"A man may take to drink because he feels himself to be a failure, and fail all the more completely because he drinks. It is rather the same thing that is happening to the English language", wrote George Orwell in Politics and the English Language. "It becomes ugly and inaccurate because our thoughts are foolish, but the slovenliness of our language makes it easier for us to have foolish thoughts". I doubt that he was referring to writing on religion, though this might warrant his strictures today.
Like a "cuttlefish squirting out ink" - Orwell's words - we retreat from religious threats into clouds of murky "isms": secularism, Islamism, extremism. The American philosopher, Hilary Putnam, uses the phrase "thought-stoppers". Orwell would have approved. Words whose meanings remain unexamined lend themselves to conflicts, imaginary and real; they fall into a peculiarly modern category of "thought-stoppers".
It is not just, as Madeleine Albright once said, that whenever the United States wages war on an "ism", it comes unstuck. She was referring to a well-defined term, terrorism. It is that undefined "isms" stop you thinking clearly. They squeeze complex changes and questions into the shape of a simple binary opposition. The world's conflicts become defined as undifferentiated, contending blocs, interlocutors for positions their adherents may not hold. And the resulting strategies for resolving these problems lead to more intractable problems and conflicts.
Take Islamism, one of the least happy of our recent "isms". Recently it seems to have displaced "political Islam" as the number one threat to western civilization. Muslims, like Christians, want the values of their faith woven into the texture of the societies in which they live. How this is achieved is the critical issue. "Islamism" is used to cover at least five different schools of thought promoted by Muslim theorists. Worse, each of these schools has been evolving over the decades. Each responds to the problem posed to a global religion by the nation-state.
The first, the Muslim Brotherhood, Ikhwan, has budded off political parties from its social movements. Members vary as to the value of the Islamic democratic strategies promoted by Rashid al-Ghannouchi in Tunisia and Recep Tayyip Erdogan in Turkey. But the price of national electoral success, governing, is high for those committed to a religious vision - and rhetoric - about the ordering of society. Just as European Christian Democrat parties soon lost specifically Christian content from their governance, so Islamic equivalents have to focus on the socio-economic achievement if they are to stay in power. Whether they are competent to do so, or whether failure leads by default to authoritarian rule, legitimized by religion, remains to be seen.

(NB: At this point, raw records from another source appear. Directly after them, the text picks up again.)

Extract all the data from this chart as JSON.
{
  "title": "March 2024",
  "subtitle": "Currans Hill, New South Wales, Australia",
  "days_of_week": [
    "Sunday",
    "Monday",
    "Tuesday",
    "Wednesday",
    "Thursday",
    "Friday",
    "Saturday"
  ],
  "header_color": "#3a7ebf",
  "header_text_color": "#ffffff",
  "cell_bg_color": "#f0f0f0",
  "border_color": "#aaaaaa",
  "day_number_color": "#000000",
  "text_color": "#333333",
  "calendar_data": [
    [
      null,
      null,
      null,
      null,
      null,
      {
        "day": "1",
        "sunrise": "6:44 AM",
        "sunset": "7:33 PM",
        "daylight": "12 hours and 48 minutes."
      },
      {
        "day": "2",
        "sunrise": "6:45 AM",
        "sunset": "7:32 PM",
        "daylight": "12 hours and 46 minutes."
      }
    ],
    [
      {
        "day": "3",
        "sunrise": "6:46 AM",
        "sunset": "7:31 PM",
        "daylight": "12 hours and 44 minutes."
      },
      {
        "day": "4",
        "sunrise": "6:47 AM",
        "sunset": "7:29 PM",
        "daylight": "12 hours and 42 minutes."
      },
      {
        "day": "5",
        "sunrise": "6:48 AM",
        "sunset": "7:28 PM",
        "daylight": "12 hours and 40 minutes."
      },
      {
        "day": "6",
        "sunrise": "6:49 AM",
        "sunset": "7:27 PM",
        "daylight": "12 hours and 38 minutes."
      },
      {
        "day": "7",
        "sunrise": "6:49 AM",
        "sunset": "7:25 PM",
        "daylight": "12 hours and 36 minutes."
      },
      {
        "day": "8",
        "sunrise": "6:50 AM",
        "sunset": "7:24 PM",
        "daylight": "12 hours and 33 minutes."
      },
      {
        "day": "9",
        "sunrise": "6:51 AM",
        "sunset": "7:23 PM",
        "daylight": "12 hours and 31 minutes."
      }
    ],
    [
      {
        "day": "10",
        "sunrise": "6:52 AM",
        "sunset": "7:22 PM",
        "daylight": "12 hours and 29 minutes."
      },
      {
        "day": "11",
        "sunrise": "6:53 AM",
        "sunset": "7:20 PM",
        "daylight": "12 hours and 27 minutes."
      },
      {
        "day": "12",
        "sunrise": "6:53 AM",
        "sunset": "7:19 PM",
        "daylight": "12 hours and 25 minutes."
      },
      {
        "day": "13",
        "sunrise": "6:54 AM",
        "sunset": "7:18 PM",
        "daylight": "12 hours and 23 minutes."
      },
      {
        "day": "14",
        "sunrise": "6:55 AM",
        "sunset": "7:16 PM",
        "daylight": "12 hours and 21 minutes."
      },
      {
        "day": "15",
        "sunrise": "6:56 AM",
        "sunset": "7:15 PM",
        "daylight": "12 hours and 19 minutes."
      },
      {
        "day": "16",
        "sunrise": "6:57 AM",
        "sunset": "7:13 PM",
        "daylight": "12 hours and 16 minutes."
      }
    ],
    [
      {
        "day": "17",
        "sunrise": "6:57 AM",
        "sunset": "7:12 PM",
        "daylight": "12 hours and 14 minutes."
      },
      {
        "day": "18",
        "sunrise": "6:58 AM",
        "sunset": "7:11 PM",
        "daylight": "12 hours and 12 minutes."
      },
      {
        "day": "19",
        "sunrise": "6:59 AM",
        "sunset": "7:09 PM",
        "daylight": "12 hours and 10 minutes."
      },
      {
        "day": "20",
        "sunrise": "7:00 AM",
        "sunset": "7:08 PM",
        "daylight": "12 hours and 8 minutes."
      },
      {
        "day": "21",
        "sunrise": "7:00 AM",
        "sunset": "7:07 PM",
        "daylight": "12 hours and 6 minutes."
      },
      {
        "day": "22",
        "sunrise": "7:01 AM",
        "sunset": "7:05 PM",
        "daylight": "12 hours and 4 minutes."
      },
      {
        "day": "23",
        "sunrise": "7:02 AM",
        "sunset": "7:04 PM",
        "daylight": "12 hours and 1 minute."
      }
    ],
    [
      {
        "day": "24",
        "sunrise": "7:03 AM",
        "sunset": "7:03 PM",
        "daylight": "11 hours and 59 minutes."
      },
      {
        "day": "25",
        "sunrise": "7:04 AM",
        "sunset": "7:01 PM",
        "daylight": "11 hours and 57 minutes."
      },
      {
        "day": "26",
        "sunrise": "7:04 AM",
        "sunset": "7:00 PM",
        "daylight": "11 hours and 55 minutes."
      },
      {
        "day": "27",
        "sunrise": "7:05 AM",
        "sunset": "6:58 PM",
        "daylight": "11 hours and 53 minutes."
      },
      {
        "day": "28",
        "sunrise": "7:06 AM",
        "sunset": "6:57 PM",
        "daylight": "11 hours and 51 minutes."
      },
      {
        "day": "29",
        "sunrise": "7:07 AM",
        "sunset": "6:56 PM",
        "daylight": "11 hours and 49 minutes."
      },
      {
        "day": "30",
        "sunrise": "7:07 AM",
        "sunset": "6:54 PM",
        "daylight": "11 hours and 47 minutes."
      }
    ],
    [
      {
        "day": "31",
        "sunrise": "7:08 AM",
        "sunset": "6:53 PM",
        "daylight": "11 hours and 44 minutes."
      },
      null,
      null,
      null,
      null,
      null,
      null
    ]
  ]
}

The second global network is Salafi, a pietistic movement but, in Egypt, thrust unprepared into party politics. Their emphasis is on transformation of the individual into - what is imagined to be - the model of conduct found in the early Muslim community. Despite a vibrant youth culture and innovative approaches to daw' a, calling youth to compliance with what Salafis consider Muslim normative behaviour, for large numbers of urban Egyptian Muslims, their party Annour (Light) is a threatening political project, and for Ikhwan, a confounded nuisance splitting the Muslim vote.
Neo-traditionalism, the third, has stuck to its principle of shunning party politics. The lay movement, Hizmet (service) founded by Fethullah Gulen in Turkey, is a good example, a remarkably successful network with powerful educational and communications outreach. There are similarities in membership growth and penetration of society with the Catholic movements Communio e Liberazione and Opus Dei. "Neo" because the movement aspires to a peaceful Islamic modernity more in keeping with a secular state than traditional ulama - led clerical Islam, but no less pious.
At the other end of the spectrum are takfiris (rejectionists) such as Hizb-ut-Tahrir. With some million adherents, they demonstrate an aggressive rejection of democracy, a refusal to vote in national elections, and seek the establishment of a Muslim Caliphate and implementation of Shari'a law. The rejection of "western" culture and politics, the equation of decadence with democracy, are themes that impede social cohesion, play on alienation, and encourage a perverse and atavistic form of identity politics.
The fifth, tiny jihadi network casts its shadow over all the others. It proclaims that armed struggle and terrorism are an individual responsibility for all Muslims, the only realistic way to political power. Al-Qaida ideology promotes a global war for the universal Caliphate; the focus of other terrorist groups, such as Islamic Jihad and Boko Haram, is national - though sharing Al-Qaida goals. Jihadists are both anti-political and anti-traditionalist in their individualism and indifference to traditional Islamic law and practice.
Are these the five hydra heads of the Islamist monster? For those addicted to conspiracy theories, probably, yes. Are conspiracy fears a sound basis for foreign and domestic policy? Well, no.